Do not center your text

Your site will be easier to read if all your text is set as left justified (which is the default setting in Cascade). If there isn't much content on a certain page and you feel it looks odd, there are other things you can do to 'spruce up' the look of your page:

  • Consider using a title graphic on that page
  • Try using an image within the content
  • Reformat the text in a way that flows better (eg: using tables for data, bulleted lists, etc.)

Tables

Use the new table styles to make them look even better!

In filenames: NO SPACES! NO CAPS!

This is very important and cannot be stressed enough. Spaces in filenames cause many issues. Try keeping all your filenames short, concise, with no spaces. This goes for any filetype on your website be it a Word doc, Excel file, Web page, PDF, image, or anything in between.
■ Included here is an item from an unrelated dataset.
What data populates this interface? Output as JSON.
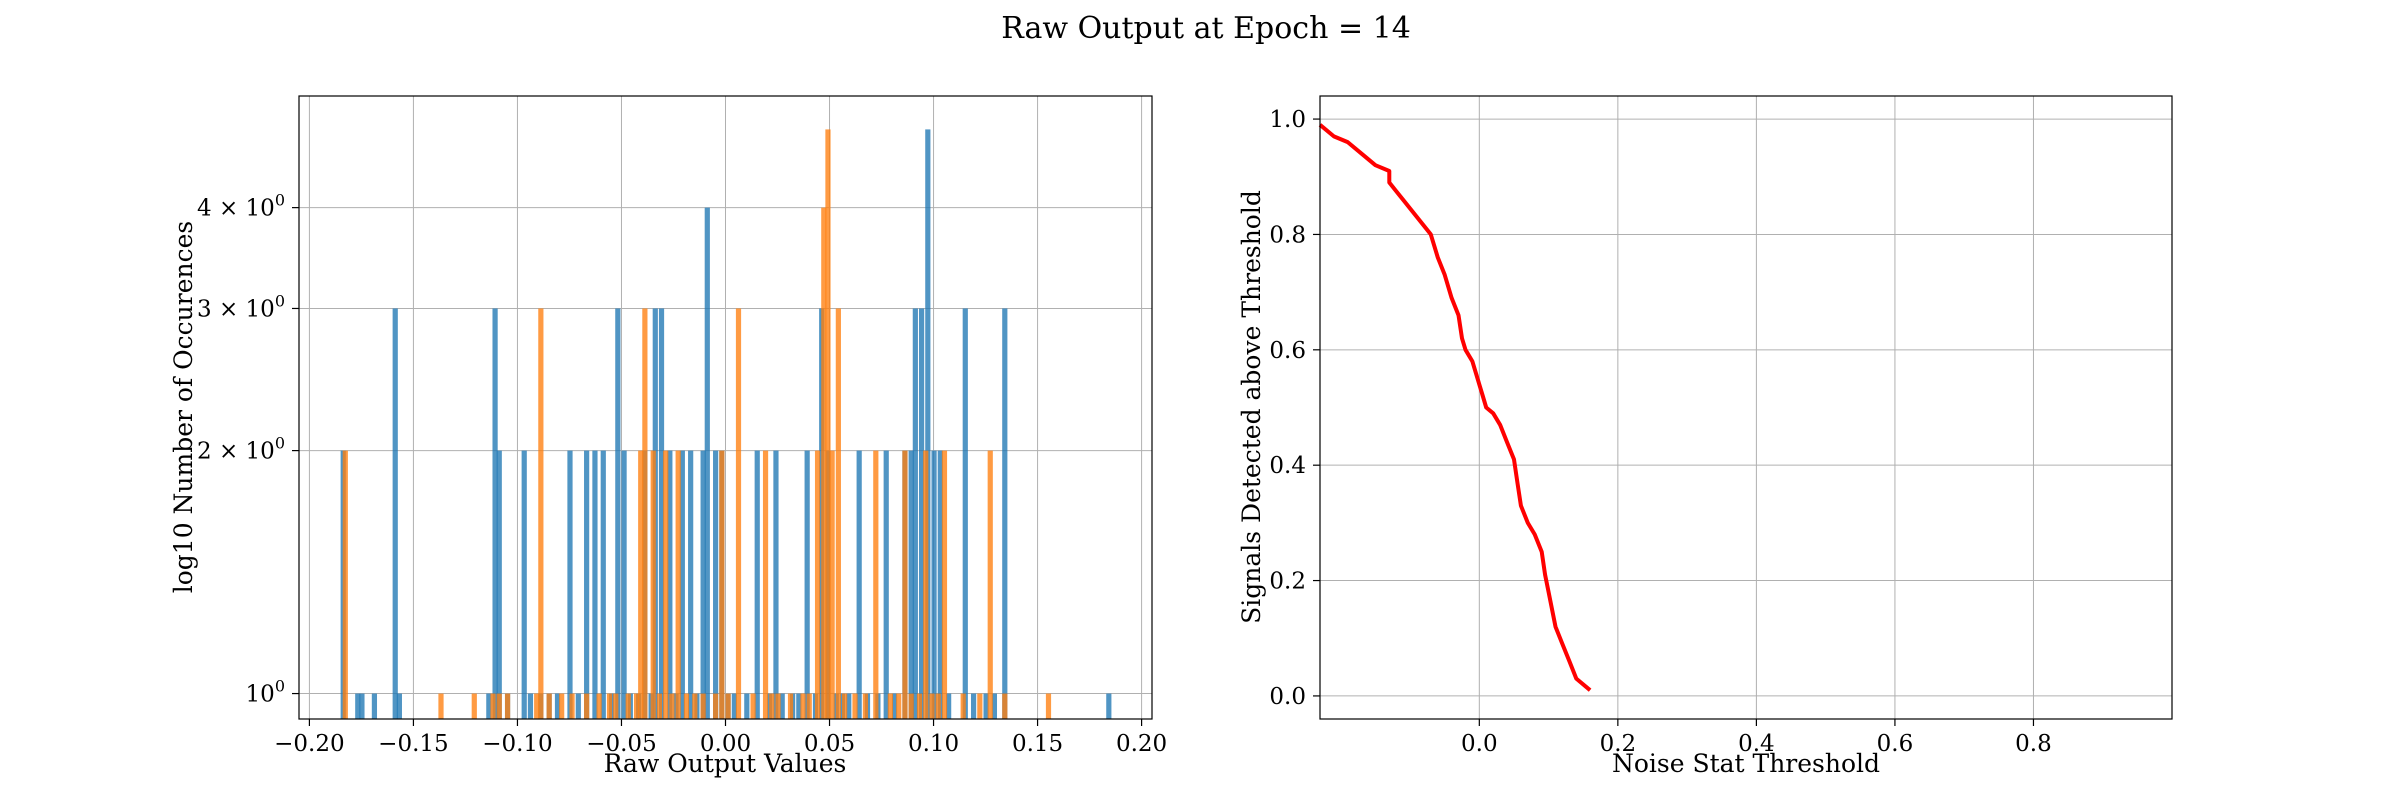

If you need to have spaces for a more descriptive filename (usually for a download like a PDF document), consider an underscore or dash.

Uppercase text also causes issues. Our Web server is case sensitive. This means, if you send a link to someone, they will need to make sure that they type it with the exact uppercase/lowercase characters — otherwise it will not load. If you are consistent and keep all your filenames lowercase, you prevent this issue from happening.

Finally, do not use dots in the middle of your filenames. This can cause the same issues as spaces.

Examples:

October 2008 Directors Meeting Agenda FINAL.doc
oct08dirmeeting.doc
On the web, we don't need to know it's the 'Final' version. We can condense the characters as well.

Jason.Eberwein.pic.08.jpg
jasoneberwein.jpg
We know it's a pic because of the file extension. The extra dots are not needed.

Keep it short and simple

If your page contains too much content, people wont read it. Try to be as concise as possible. Avoid long, essay-like passages. Instead, create shorter sentences and paragraphs.

Break up your information into smaller segments with contrasting emphasis through the use of headings, bulleted lists, etc.

Check your links and pages

Before requesting your site quality review, publish your page to www-dev.csusm.edu. Go to your site and see it on the server (http://www-dev.csusm.edu/yourfolder).

Look through every page.

  • Do they flow? (look consistent from one to the next)
  • Does the navigation make sense?
    • Order
    • Items
    • Can anything be condensed into folders?
  • Click every link to make sure they work
  • Is there anything else you can do to make it more understandable by the end-user?